The Top-Secret, Fool-Proof Way to Google Success
Avoid fads, Daddy-o. Think long-term. The days of improving your ranking by buying keywords are long gone. Put your efforts into creating high-quality content that actually makes a difference for your visitors. Content that actually provides value to them. And if you have to tell them you’re providing value…you aren’t.
Matt Curtis, head of Google’s spam team, calls the changes, “leveling the playing field.” All search engines are going to crack down with a vengeance on poorly written, irrelevant content this year. Instead of paying a designer to play games in the code, start offering well-written, timely, and unique content consistently. If you can’t write, hire someone who can.
Matt Malone over at Gravitate has come up with five simple questions to gauge your site.

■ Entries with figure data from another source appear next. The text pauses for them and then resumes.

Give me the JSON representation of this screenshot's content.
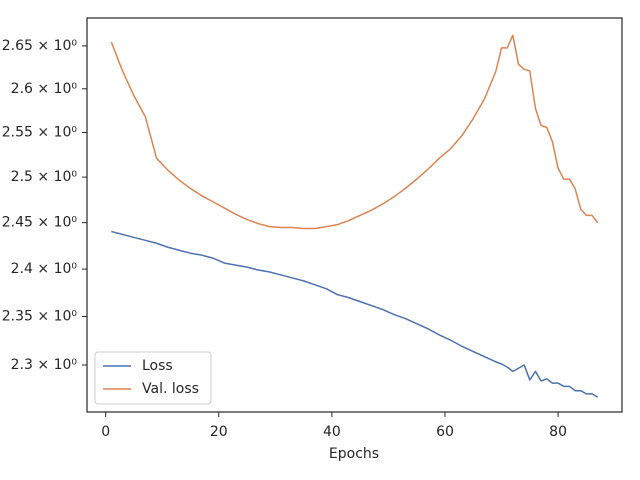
{
  "chart_data": {
    "type": "line",
    "xlabel": "Epochs",
    "yscale": "log",
    "legend": "lower left",
    "xlim": [
      -3.3,
      91.3
    ],
    "xticks": [
      0,
      20,
      40,
      60,
      80
    ],
    "ylim": [
      2.2525,
      2.683
    ],
    "yticks": [
      {
        "value": 2.3,
        "label": "2.3 × 10⁰"
      },
      {
        "value": 2.35,
        "label": "2.35 × 10⁰"
      },
      {
        "value": 2.4,
        "label": "2.4 × 10⁰"
      },
      {
        "value": 2.45,
        "label": "2.45 × 10⁰"
      },
      {
        "value": 2.5,
        "label": "2.5 × 10⁰"
      },
      {
        "value": 2.55,
        "label": "2.55 × 10⁰"
      },
      {
        "value": 2.6,
        "label": "2.6 × 10⁰"
      },
      {
        "value": 2.65,
        "label": "2.65 × 10⁰"
      }
    ],
    "x": [
      1,
      3,
      5,
      7,
      9,
      11,
      13,
      15,
      17,
      19,
      21,
      23,
      25,
      27,
      29,
      31,
      33,
      35,
      37,
      39,
      41,
      43,
      45,
      47,
      49,
      51,
      53,
      55,
      57,
      59,
      61,
      63,
      65,
      67,
      69,
      70,
      71,
      72,
      73,
      74,
      75,
      76,
      77,
      78,
      79,
      80,
      81,
      82,
      83,
      84,
      85,
      86,
      87
    ],
    "series": [
      {
        "name": "Loss",
        "color": "#4c72b0",
        "values": [
          2.4404,
          2.4372,
          2.434,
          2.4309,
          2.4277,
          2.4234,
          2.4202,
          2.417,
          2.4149,
          2.4117,
          2.4064,
          2.4043,
          2.4021,
          2.399,
          2.3969,
          2.3938,
          2.3906,
          2.3875,
          2.3833,
          2.3792,
          2.3729,
          2.3698,
          2.3656,
          2.3615,
          2.3573,
          2.3521,
          2.3479,
          2.3426,
          2.3372,
          2.3309,
          2.3255,
          2.3191,
          2.3138,
          2.3085,
          2.3032,
          2.3011,
          2.2978,
          2.2935,
          2.2967,
          2.3,
          2.2848,
          2.2935,
          2.2837,
          2.2859,
          2.2815,
          2.2815,
          2.2783,
          2.2783,
          2.2739,
          2.2739,
          2.2707,
          2.2707,
          2.2674
        ]
      },
      {
        "name": "Val. loss",
        "color": "#dd8452",
        "values": [
          2.6545,
          2.6205,
          2.592,
          2.5682,
          2.5211,
          2.5078,
          2.4967,
          2.4875,
          2.4795,
          2.4727,
          2.4659,
          2.4591,
          2.4534,
          2.4489,
          2.4457,
          2.4447,
          2.4447,
          2.4436,
          2.4436,
          2.4457,
          2.4479,
          2.4523,
          2.458,
          2.4636,
          2.4705,
          2.4784,
          2.4875,
          2.4978,
          2.5089,
          2.5211,
          2.5318,
          2.5466,
          2.5659,
          2.5886,
          2.6205,
          2.6477,
          2.6477,
          2.6625,
          2.6284,
          2.6227,
          2.6205,
          2.5773,
          2.558,
          2.5557,
          2.5394,
          2.51,
          2.4978,
          2.4978,
          2.4875,
          2.4648,
          2.458,
          2.458,
          2.45
        ]
      }
    ]
  }
}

- Do you have an attractive site?
- Is your site easy to navigate?
- Is each page on your site specific to only one or two topics?
- Is your copy grammatically correct, completely original and at least 250 words per page?

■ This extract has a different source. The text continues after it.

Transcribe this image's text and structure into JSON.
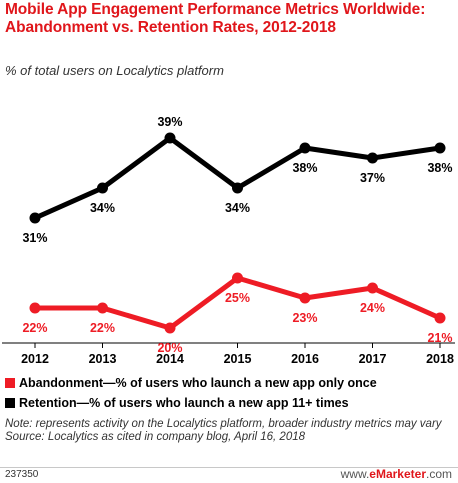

- Do you have a blog hosted on your domain that you update at least twice a month?
To his five questions I would add a couple of things. Your site needs to be attractive on all modern devices. Pay your designer to make your site responsive, rather than making it look good in Internet Explorer 6 and 7. Never pay a designer to make you a mobile site. People hate mobile sites.
Layout is the other important focus point. How is your site laid out? If it’s a table-based design you need to start thinking about spending the money it’s going to take to change it to a semantic layout. The search engines are not going to reverse their stance of penalizing table-based sites, because, quite simply, we haven’t needed to use tables for design purposes since 1998.